At least eight people have been killed outside a church in north-eastern Nigeria in an attack carried out by suspected members of Boko Haram terror group. Gunmen on bicycles attacked worshippers who had attended the morning service at the church in the Kwamjilari village, in the restive Borno state.
"Unknown to the residents, the gunmen had stationed some of their comrades on the road leading out of the village and they shot anyone who tried to flee," a survivor was quoted by the Vanguard newspaper as saying. "Many people ran into the bush with gunshot wounds. But so far we can only confirm eight deatth."
Witnesses added the attackers also set on fire houses and fields of maize that were almost ready for harvest.
Borno is the epicentre of Boko Haram's insurgency, which has resulted in the death of at least 20,000 people since 2009. Kwamjilari is close to the Chibok village, where more than 200 girls were kidnapped by Boko Haram in 2014.

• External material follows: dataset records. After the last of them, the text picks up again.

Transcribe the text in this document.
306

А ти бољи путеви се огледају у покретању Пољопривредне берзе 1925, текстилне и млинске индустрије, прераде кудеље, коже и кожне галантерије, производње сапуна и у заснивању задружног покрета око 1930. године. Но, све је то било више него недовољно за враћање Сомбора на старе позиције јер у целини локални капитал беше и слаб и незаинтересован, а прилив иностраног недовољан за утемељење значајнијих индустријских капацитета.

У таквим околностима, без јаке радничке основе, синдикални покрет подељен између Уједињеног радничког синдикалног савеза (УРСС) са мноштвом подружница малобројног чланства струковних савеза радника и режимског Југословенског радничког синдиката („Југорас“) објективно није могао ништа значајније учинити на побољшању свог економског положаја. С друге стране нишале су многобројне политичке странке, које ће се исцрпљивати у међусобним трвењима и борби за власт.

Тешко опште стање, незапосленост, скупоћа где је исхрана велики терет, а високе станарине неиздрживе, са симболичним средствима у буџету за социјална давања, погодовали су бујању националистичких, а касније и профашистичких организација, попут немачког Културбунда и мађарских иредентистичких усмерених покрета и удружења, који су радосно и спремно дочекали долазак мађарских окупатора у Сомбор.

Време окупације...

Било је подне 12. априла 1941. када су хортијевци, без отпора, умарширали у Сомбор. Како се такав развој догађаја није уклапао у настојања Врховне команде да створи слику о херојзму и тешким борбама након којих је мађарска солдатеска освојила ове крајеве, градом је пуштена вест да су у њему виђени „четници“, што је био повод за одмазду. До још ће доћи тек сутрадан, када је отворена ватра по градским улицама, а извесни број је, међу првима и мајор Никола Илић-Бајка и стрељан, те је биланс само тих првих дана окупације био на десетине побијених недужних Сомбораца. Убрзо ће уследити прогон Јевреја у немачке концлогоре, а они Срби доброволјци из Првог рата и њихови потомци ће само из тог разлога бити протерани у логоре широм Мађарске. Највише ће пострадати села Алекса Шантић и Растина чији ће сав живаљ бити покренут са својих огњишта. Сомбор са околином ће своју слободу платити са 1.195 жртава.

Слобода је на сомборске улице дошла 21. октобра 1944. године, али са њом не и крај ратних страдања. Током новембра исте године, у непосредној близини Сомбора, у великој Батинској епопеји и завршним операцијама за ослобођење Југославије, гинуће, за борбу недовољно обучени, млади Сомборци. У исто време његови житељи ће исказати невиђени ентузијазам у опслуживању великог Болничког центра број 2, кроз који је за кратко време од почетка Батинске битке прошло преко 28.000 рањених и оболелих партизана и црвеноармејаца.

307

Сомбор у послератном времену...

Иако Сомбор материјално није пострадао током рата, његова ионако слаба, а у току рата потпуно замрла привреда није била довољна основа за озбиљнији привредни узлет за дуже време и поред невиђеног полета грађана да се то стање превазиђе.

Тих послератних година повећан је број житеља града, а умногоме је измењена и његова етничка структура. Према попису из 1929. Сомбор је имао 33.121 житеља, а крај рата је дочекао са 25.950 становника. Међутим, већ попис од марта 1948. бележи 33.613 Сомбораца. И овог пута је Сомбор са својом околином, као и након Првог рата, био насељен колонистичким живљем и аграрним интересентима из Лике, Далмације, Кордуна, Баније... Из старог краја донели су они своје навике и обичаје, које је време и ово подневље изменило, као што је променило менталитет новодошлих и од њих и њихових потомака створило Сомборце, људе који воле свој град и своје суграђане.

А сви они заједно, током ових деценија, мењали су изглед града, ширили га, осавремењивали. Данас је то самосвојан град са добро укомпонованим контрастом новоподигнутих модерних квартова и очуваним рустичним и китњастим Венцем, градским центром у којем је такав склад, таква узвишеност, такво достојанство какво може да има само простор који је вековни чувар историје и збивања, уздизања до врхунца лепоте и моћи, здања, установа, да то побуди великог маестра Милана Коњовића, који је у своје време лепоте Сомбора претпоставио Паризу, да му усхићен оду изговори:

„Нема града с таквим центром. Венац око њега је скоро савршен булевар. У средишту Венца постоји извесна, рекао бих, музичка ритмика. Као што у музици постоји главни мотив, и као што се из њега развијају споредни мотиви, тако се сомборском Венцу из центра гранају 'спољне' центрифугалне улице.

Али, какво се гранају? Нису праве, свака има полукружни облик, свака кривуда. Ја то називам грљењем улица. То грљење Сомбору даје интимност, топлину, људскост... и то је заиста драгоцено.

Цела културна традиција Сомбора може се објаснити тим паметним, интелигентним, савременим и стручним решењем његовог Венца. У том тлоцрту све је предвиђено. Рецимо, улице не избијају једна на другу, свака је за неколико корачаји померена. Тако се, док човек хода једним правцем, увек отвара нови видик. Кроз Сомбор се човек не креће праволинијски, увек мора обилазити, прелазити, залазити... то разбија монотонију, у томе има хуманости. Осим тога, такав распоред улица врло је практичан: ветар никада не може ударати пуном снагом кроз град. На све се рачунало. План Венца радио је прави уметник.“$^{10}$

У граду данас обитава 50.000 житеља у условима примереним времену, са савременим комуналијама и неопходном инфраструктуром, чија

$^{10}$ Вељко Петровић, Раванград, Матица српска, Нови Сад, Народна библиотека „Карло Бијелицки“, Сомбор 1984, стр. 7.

Although the Chibok abduction was not the first mass-kidnapping carried out by the terrorists, it was the only one that attracted international outrage. It led to the creation of the global movement Bring Back Our Girls which shone a spotlight on the deadly insurgency of Boko Haram that had previously been under-reported.
Who are Nigeria's Boko Haram terrorists?
Boko Haram, which has renamed itself Iswap, fights against Western influence in Nigeria and aims to impose its version of Sharia law throughout occupied territories.
The group launches attacks in Nigeria and neighbouring countries in a bid to take control of more territory. Three Nigerian states – Adamawa, Borno and Yobe − have been under a state of emergency since May 2013.
Boko Haram was deemed the world's deadliest terror group, surpassing Islamic State in November 2015. Nigeria has also become the world's third most terrorised country as a result of the group's violent insurgency.
Nigeria is spearheading an ongoing regional offensive against Boko Haram. The task force consists of 8,700 troops from Nigeria, Niger, Chad, Cameroon and Benin.
The joint offensive has scored some success, such as the recapture of several territories and the release of thousands of civilians previously held captive.
The Nigerian army and government have often claimed the fight against Boko Haram was over. Nigeria's President Muhammadu Buhari declared a technical victory over the insurgents in December 2015.
However, Boko Haram still carries out attacks, with security experts warning that underlying issues such as disenfranchisement, poverty and strong links with the Islamic State (Isis) will continue to pose major threats to stability in the region.
In August, the Nigerian army's claim it had "fatally injured" Abubakar Shekau, the contested leader of Boko Haram.